La preocupación por el lenguaje inclusivo, ese que no generaliza a base de excluir a más del 50% de la población, me parece válida en principio. Me resulta apropiado que se hable tanto de las «personas» como de los «seres humanos»; incluso, a veces, entiendo algún que otro desdoblamiento de género para aclarar alguna ambigüedad, pero son pocas esas veces a las que me refiero y me irritan los desdoblamientos continuos por parte de quien no tiene otra intención ni otra idea que la de quedar bien dentro de los parámetros de la corrección política.

Estos desdoblamientos suenan a repetición innecesaria y baldía. Luego vienen personas que están en el poder, seguramente llenas de buenas intenciones liberadoras e inclusivas, que lo único que consiguen es desmochar el lenguaje teóricamente en aras de conseguir que las mujeres nos identifiquemos con el lenguaje político, que nos sintamos incluidas en un discurso que nos afecta en cuanto a nuestros derechos y responsabilidades. Digo «teóricamente» porque, en realidad, lo que oímos y con lo que nos encontramos es con un pataleo verbal, una perreta más acorde con la reacción de un niño enrabietado que con la de una persona adulta y con conocimientos. Naturalmente, me refiero a las salidas extemporáneas de una política en concreto a quien nos toca soportar no porque la hayamos elegido, sino por alguna otra razón que, a todas luces, se me escapa. Esta águila de fuego, tan pertinaz en sus acuñaciones verbales, no distingue entre género gramatical y género biológico.
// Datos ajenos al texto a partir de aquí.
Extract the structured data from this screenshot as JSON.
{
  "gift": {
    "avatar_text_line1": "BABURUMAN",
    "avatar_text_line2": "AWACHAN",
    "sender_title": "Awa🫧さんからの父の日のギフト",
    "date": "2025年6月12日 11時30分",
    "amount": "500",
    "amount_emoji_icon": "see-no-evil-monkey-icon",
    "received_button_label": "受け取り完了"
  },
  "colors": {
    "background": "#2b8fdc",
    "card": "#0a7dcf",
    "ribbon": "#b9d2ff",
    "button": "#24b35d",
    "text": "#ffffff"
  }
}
Es así que se queda tan contenta cuando cree que añadir una a una palabra como «portavoz» convierte esta palabra en femenina (aplicable a las mujeres) sin darse cuenta de que 1) «voz» es gramaticalmente femenina y 2) el compuesto «porta-voz» es invariable.

No sé si se daría cuenta de que «imbécil» también es invariable. Hay puristas que nos recuerdan que las palabras acabadas en -ente/-ante, como «cantante» o «presidente» son eminentemente invariables; y que sería descabellado flexionar las acabadas en -ista, como «artista» o «turista», para convertirlas en algo que sonara más masculino o más femenino. De acuerdo, pero solo hasta cierto punto.
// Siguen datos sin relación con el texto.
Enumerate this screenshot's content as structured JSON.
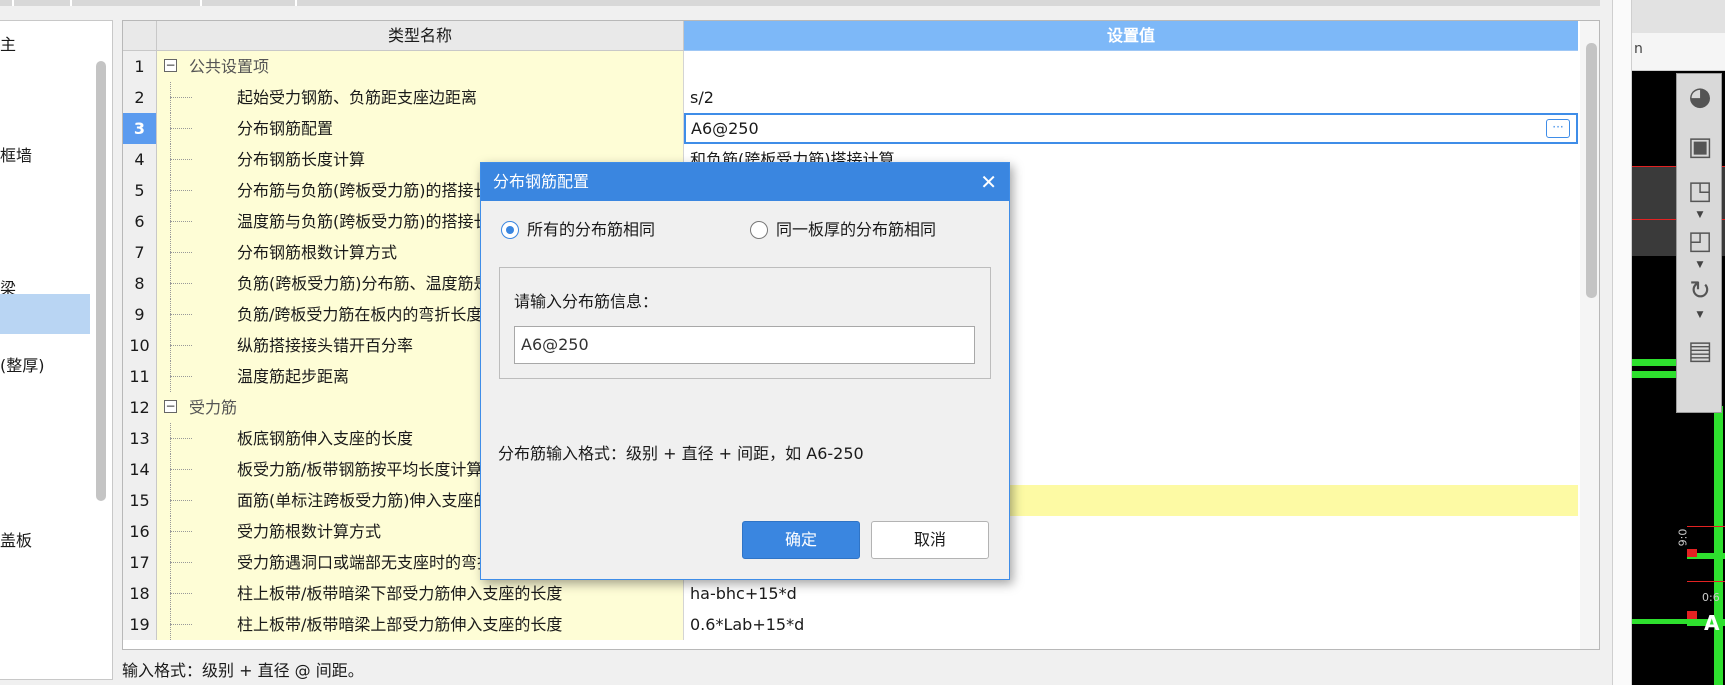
{
  "left_panel": {
    "items": [
      {
        "label": "主"
      },
      {
        "label": "框墙"
      },
      {
        "label": "梁"
      },
      {
        "label": ""
      },
      {
        "label": "(整厚)"
      },
      {
        "label": "盖板"
      }
    ]
  },
  "grid": {
    "header_name": "类型名称",
    "header_value": "设置值",
    "rows": [
      {
        "num": "1",
        "name": "公共设置项",
        "value": ""
      },
      {
        "num": "2",
        "name": "起始受力钢筋、负筋距支座边距离",
        "value": "s/2"
      },
      {
        "num": "3",
        "name": "分布钢筋配置",
        "value": "A6@250"
      },
      {
        "num": "4",
        "name": "分布钢筋长度计算",
        "value": "和负筋(跨板受力筋)搭接计算"
      },
      {
        "num": "5",
        "name": "分布筋与负筋(跨板受力筋)的搭接长度",
        "value": ""
      },
      {
        "num": "6",
        "name": "温度筋与负筋(跨板受力筋)的搭接长度",
        "value": ""
      },
      {
        "num": "7",
        "name": "分布钢筋根数计算方式",
        "value": ""
      },
      {
        "num": "8",
        "name": "负筋(跨板受力筋)分布筋、温度筋是否带弯勾",
        "value": ""
      },
      {
        "num": "9",
        "name": "负筋/跨板受力筋在板内的弯折长度",
        "value": ""
      },
      {
        "num": "10",
        "name": "纵筋搭接接头错开百分率",
        "value": ""
      },
      {
        "num": "11",
        "name": "温度筋起步距离",
        "value": ""
      },
      {
        "num": "12",
        "name": "受力筋",
        "value": ""
      },
      {
        "num": "13",
        "name": "板底钢筋伸入支座的长度",
        "value": ""
      },
      {
        "num": "14",
        "name": "板受力筋/板带钢筋按平均长度计算",
        "value": ""
      },
      {
        "num": "15",
        "name": "面筋(单标注跨板受力筋)伸入支座的锚固长度",
        "value": ""
      },
      {
        "num": "16",
        "name": "受力筋根数计算方式",
        "value": ""
      },
      {
        "num": "17",
        "name": "受力筋遇洞口或端部无支座时的弯折长度",
        "value": ""
      },
      {
        "num": "18",
        "name": "柱上板带/板带暗梁下部受力筋伸入支座的长度",
        "value": "ha-bhc+15*d"
      },
      {
        "num": "19",
        "name": "柱上板带/板带暗梁上部受力筋伸入支座的长度",
        "value": "0.6*Lab+15*d"
      }
    ]
  },
  "hint": "输入格式：级别 + 直径 @ 间距。",
  "cad": {
    "tab_text": "n",
    "labels": [
      "9:0",
      "0:6"
    ],
    "marker": "A"
  },
  "dialog": {
    "title": "分布钢筋配置",
    "radio_all": "所有的分布筋相同",
    "radio_same_thickness": "同一板厚的分布筋相同",
    "group_label": "请输入分布筋信息：",
    "input_value": "A6@250",
    "format_text": "分布筋输入格式：级别 + 直径 + 间距，如 A6-250",
    "ok_label": "确定",
    "cancel_label": "取消"
  }
}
A nadie se le eriza el flequillo cuando oímos que Yves Saint-Laurent era un gran «modisto», y dudo que nadie hable de las dependientas de una tienda volviendo a usar el original «dependientes». Lo que quiero decir es que la lengua evoluciona y cambia con el uso que le damos todos a lo largo de la historia. Si no hubiera cambiado y desde el habla, desde lo que usa la gente en la calle, seguiríamos hablando latín. Lo que ya no es tan aceptable ni tan efectivo es la imposición desde el poder sea este del signo que sea.

El berenjenal en el que me he metido (y del que no estoy nada segura de que vaya a salir y mucho menos ilesa) es el de, por un lado, creer que la lengua afecta nuestra manera de tratar a las personas con las que nos comunicamos y que, en muchos casos, la mujer ha sido y sigue siendo marginada o ignorada por un lenguaje supuestamente objetivo pero, en realidad, profundamente sesgado que privilegia al varón como modelo para toda la humanidad: Dios Padre, Dios Hijo, el hombre de Vitruvio, el hombre de la calle, los maestros del arte, los diestros, el macho alfa, etc.; por otro lado, tiendo a sospechar de los cambios por decreto, porque sí, y desde las élites del poder. Más aun cuando me hace la impresión de que el tiro va a salir o ya ha salido por la culata. Es decir, cuando la política en cuestión consigue alienar a muchas mujeres que, bien consideramos inútiles sus esfuerzos por las razones que ya he presentado (la lengua evoluciona desde abajo, no desde arriba), bien nos parecen abiertamente necios (nótese que la necedad es inclusiva, no discrimina a nadie). Presentar batalla a una discriminación histórica a base de acuñaciones verbales menos que afortunadas es dar rehenes al enemigo.

Las mujeres hemos sido víctimas de un machismo secular y, sin embargo, nuestra identidad no se puede definir a perpetuidad como «víctimas». El acceso a puestos de trabajo o de representación económica, social o política ha cambiado el significado de la palabra «presidenta», por ejemplo. Antes era la mujer del presidente, ahora es la persona que ocupa ese poder o ese puesto. Piensen en Ana Botín o en Christine Lagarde. Lo mismo podría decirse de «gobernadora», «alcaldesa», etc.

La realidad modifica el lenguaje porque la propia realidad ya ha cambiado. Cuanto más vayamos cambiando nuestra realidad inmediata en todos los ámbitos, más inclusiva será la lengua en la que comunicamos esa realidad.

*Investigadora asociada del departamento de Lenguas Medievales y Modernas de Oxford.